In 1986, the lid was lifted on life in the England camp by a bestselling book - Another Bloody Tour by Frances Edmonds, wife of the slow left-armer Phil. As Frances's fame grew, the Australian wicketkeeper Tim Zoehrer reputedly said to Phil as he batted in a Test: "At least I have an identity. You're only Frances Edmonds' husband."

In November 1999, Steve Waugh's wife Lynette showed signs of going into labour in Sydney as Australia were rounding off a Test win over Pakistan in Brisbane. Quizzed about it, Waugh replied: "Once you guys stop asking questions, I'm in with a chance of getting home." His son Austin was born two days later. Back at Brisbane in November 2002, ahead of the Ashes, Steve was joined in the nets by Austin, now three. In between, while playing for Kent in 2002, Waugh broke off from an interview to sing "Happy Birthday" down the phone to his one-year-old daughter, Lilian.

The first cricketer to be given proper paternity leave is thought to be Jonty Rhodes, who was allowed to miss South Africa's tour of India in 2000 (the one on which his friend Hansie Cronje was overheard by the police) for the birth of his first child. "Jonty has always kept his priorities straight," said his wife Kate. "God and myself before cricket."

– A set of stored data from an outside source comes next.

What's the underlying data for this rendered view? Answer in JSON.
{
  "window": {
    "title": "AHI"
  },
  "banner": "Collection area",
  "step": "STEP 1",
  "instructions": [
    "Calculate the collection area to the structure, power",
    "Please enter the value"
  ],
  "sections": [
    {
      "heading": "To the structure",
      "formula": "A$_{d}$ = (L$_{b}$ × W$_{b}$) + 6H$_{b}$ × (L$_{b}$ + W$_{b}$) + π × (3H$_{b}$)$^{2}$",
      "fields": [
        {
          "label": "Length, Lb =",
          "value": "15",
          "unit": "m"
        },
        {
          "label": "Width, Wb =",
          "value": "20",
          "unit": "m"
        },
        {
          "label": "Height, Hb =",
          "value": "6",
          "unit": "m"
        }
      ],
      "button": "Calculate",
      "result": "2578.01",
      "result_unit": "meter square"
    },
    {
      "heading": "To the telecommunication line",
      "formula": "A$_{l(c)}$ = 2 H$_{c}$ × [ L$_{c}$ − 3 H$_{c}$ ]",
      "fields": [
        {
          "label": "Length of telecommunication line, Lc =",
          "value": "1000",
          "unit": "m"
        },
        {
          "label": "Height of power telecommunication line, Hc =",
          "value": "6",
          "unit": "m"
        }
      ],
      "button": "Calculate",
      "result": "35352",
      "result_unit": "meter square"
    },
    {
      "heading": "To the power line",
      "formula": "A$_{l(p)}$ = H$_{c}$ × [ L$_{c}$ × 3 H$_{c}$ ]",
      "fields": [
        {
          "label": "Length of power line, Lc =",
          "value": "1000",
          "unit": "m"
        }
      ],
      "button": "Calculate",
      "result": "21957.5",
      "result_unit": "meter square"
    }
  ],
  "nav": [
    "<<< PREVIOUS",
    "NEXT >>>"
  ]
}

In 2002, Australia's one-day captain Ricky Ponting, 27, married Rianna Cantor, a 23-year-old law student, in Sydney. His father, Graeme, said Rianna was "a very special woman" who had helped give Ricky the maturity to lead the national team. A hundred guests dined on oysters and Tasmanian champagne at a reception paid for by a women's magazine in exchange for exclusive access. The couple had met at a Melbourne restaurant on Boxing Day 2000. "I had no idea who he was," Rianna said. "I hate cricket with a passion."